Pina V Miró, Nava-Trejo J, Tóbiás A, Nzabarushimana E, González-Casanova A, González-Casanova I
Centre for Genomic Regulation (CRG), The Barcelona Institute of Science and Technology, Dr. Aiguader 88, Barcelona 08003, Spain.
Universitat Pompeu Fabra (UPF), Barcelona, Spain.
medRxiv. 2021 May 25:2021.03.11.21253348. doi: 10.1101/2021.03.11.21253348.

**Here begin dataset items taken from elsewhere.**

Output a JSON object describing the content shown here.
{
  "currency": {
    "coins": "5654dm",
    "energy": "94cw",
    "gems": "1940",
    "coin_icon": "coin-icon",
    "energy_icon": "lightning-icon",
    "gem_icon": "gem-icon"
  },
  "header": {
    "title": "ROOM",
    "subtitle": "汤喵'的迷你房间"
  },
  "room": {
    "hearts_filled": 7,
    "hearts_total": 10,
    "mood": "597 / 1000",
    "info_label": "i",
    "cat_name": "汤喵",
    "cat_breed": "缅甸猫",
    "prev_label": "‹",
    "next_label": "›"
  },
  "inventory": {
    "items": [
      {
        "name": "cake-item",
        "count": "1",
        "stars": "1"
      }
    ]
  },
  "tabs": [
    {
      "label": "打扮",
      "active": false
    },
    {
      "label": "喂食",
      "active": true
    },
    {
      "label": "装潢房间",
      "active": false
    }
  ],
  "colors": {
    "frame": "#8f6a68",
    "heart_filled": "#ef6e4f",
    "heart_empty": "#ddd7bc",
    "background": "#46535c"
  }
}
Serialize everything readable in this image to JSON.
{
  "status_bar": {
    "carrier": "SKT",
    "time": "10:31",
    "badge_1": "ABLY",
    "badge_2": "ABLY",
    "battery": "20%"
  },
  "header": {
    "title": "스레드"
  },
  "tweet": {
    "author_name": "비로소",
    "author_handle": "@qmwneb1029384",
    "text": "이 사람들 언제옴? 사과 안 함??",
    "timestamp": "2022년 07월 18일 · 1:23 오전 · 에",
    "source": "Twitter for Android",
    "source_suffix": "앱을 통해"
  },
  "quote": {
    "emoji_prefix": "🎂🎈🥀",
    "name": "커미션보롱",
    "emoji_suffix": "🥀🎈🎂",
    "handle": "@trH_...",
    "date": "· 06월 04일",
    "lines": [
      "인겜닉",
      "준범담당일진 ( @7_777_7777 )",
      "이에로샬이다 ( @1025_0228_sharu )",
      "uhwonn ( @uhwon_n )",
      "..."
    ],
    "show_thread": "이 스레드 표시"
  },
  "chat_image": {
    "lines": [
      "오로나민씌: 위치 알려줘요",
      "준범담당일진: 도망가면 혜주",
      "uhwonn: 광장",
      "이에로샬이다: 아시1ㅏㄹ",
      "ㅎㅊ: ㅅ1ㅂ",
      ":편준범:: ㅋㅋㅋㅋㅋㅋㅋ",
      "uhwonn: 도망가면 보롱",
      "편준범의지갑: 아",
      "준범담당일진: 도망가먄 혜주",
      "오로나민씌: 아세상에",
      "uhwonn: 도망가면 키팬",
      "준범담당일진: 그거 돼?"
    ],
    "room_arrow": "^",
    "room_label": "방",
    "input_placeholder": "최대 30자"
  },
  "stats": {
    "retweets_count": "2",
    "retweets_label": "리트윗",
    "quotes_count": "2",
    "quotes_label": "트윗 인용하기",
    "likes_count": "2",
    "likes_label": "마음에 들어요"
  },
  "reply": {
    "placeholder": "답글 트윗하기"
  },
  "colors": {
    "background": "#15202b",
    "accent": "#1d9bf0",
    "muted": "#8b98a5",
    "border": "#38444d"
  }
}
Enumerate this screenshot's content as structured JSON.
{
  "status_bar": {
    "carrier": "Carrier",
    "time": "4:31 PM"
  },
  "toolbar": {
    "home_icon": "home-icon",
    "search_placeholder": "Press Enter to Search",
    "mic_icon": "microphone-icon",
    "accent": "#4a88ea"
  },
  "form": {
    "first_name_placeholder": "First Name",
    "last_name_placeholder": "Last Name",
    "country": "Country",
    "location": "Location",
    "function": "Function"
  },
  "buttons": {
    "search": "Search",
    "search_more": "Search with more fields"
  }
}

Preventive and modelling approaches to address the COVID-19 pandemic have been primarily based on the age or occupation, and often disregard the importance of heterogeneity in population contact structure and individual connectivity. To address this gap, we developed models based on Erdős-Rényi and a power law degree distribution that first incorporate the role of heterogeneity and connectivity and then can be expanded to make assumptions about demographic characteristics. Results demonstrate that variations in the number of connections of individuals within a population modify the impact of public health interventions such as lockdown or vaccination approaches. We conclude that the most effective strategy will vary depending on the underlying contact structure of individuals within a population and on timing of the interventions.
应对新冠疫情的预防和建模方法主要基于年龄或职业,往往忽视了人口接触结构和个体连通性异质性的重要性。为了弥补这一差距,我们基于厄多斯-雷尼模型和幂律度分布开发了模型,这些模型首先纳入了异质性和连通性的作用,然后可以扩展以对人口特征做出假设。结果表明,人群中个体连接数量的变化会改变封锁或疫苗接种等公共卫生干预措施的影响。我们得出结论,最有效的策略将因人群中个体的潜在接触结构以及干预措施的时机而异。